Da auch kein Tofu (Sojabohne = Hülsenfrucht) verzehrt werden darf, fällt eine weitere bedeutsame Eiweißquelle mit hoher biologischer Wertigkeit und Mineralstoffen wie Calcium und Eisen weg. Gleiches gilt für Pseudogetreide und Vollkorn, die beide im Mix mit Hülsenfrüchten eine exzellente Proteinquelle bilden.

Bei einer strikten Umsetzung bleiben also nur noch Nüsse, Samen wie Sesam oder Chia-Samen, Kerne und Eier, die eine ausreichende Eiweißzufuhr nicht auf gesunde Weise decken können. Noch dazu verzichten viele Vegetarier auf Eier, da der Großteil der Hühnerindustrie aus Sicht des Tierschutzes inakzeptabel ist.

Paleo für Vegetarier

Falls Sie sich vegetarisch ernähren und die steinzeitliche Diät austesten möchten, sollten Sie eine flexible Variante mit einem Ernährungsplan wählen, der auf Fertigprodukte, Zucker und Weißmehl verzichtet.

Zur Sicherung Ihres Proteinbedarfs ist es wichtig, dass Sie unbedingt zusätzlich zu den „erlaubten“ Nahrungsmitteln regelmäßig eiweißreiche Hülsenfrüchte sowie Pseudo- und Vollkorngetreide in Ihrer vegetarischen Paleo Küche servieren. Aus Sicht der Ernährungswissenschaft sind diese Lebensmittel ein wertvoller Teil einer gesunden, vollwertigen Ernährung.

Bei einem bewussten Verzicht auf Lachs, Hering und Makrele ist es zudem aus ernährungsphysiologischer Sicht wichtig, Omega-3-Fettsäuren aus anderen Quellen wie Samen (z.B. Lein- oder Chiasamen) und aus geeigneten Speiseölen zu beziehen.

Neben Avocado, Oliven und Walnüssen sind insbesondere Raps- und Leinöl (oder Walnussöl) zur Versorgung des Körpers sinnvoll. Während Rapsöl für die warme Küche empfohlen wird, können Sie Lein- und Walnussöl für Salate und Dips verwenden.

Jod ist nicht nur in Meerestieren sondern auch in grünem Gemüse enthalten. Salzen Sie Ihre Paleo-Rezepte zusätzlich mit jodiertem Speisesalz. „On top“ können Sie Ihren Speiseplan bei Bedarf mit Bio-Eiern ergänzen, die ebenfalls eine relevante Menge an Jod liefern.

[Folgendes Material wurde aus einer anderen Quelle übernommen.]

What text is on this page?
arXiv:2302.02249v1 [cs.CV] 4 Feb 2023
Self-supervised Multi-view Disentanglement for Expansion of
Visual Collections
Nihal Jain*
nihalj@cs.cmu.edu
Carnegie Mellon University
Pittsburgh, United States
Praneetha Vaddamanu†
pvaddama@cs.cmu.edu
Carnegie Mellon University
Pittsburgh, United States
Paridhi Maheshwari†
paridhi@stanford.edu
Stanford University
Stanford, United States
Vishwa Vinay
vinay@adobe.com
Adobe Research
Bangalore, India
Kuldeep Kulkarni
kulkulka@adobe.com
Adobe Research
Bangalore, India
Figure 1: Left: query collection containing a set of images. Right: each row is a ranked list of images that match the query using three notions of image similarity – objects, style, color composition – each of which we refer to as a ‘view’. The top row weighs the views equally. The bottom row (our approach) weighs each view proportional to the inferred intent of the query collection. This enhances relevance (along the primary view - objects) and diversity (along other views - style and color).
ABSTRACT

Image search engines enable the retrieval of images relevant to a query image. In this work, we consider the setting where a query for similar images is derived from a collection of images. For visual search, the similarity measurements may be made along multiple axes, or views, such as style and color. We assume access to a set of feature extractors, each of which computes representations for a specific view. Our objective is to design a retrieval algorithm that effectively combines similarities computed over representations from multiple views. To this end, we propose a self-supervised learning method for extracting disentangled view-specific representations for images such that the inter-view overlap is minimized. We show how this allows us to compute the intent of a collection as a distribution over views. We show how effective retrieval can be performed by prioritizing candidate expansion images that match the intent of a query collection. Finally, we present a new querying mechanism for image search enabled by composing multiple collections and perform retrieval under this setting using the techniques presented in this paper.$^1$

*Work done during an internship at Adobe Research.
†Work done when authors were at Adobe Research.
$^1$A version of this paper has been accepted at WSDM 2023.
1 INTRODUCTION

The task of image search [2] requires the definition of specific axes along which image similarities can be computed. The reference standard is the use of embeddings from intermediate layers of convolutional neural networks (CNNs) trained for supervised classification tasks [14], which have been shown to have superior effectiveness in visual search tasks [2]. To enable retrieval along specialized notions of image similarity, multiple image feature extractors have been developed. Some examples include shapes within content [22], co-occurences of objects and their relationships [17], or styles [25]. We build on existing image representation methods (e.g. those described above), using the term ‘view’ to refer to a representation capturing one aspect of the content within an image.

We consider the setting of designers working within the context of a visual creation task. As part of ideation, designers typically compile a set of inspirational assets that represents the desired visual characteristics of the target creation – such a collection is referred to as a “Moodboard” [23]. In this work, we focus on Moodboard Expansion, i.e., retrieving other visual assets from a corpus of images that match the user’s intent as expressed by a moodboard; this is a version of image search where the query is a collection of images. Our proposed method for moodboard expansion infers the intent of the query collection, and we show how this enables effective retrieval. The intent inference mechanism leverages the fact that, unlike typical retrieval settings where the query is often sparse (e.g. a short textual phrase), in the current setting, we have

Paleo und vegane Ernährung

Wie bereits bei der vegetarischen Ernährung beschrieben, ist eine pflanzenbetonte – und daher eine rein pflanzliche Lebensweise – nicht mit einem strikten steinzeitlichen Speiseplan vereinbar. Um als Veganer ausreichend essentielle Aminosäuren aufzunehmen, ist der Verzicht auf nährstoffreiche Hülsenfrüchte, Vollkorn und Pseudogetreide mit einem gesundheitlichen Risiko verbunden.

Insbesondere Tofu, idealerweise in Bio-Qualität, stellt ein exzellentes Lebensmittel mit hochwertigem Protein dar – am besten aromatisch mariniert mit frischen Kräutern und natürlichen Gewürzen ohne Zusatzstoffe.

Daher sollte eine vegane Steinzeitdiät mit Bohnen, Erbsen und Linsen sowie Vollkorngetreide und auf Wunsch zusätzlich mit Amaranth, Buchweizen und Quinoa ergänzt werden. Nur dann kann sichergestellt werden, dass Ihr Körper mit ausreichend Protein und Mikronährstoffen wie Eisen und Zink versorgt wird.

Zur Deckung des Bedarfs an Omega-3 sollte Rapsöl zum Braten bzw. Kochen und Lein- oder Walnussöl für die kalten Küche zum Einsatz kommen.

Wenn Sie die ursprüngliche Paleo Diät gezielt mit wertvollen, natürlichen Lebensmitteln kombinieren und flexibel gestalten, können Sie optimal von der Paleo Diät profitieren.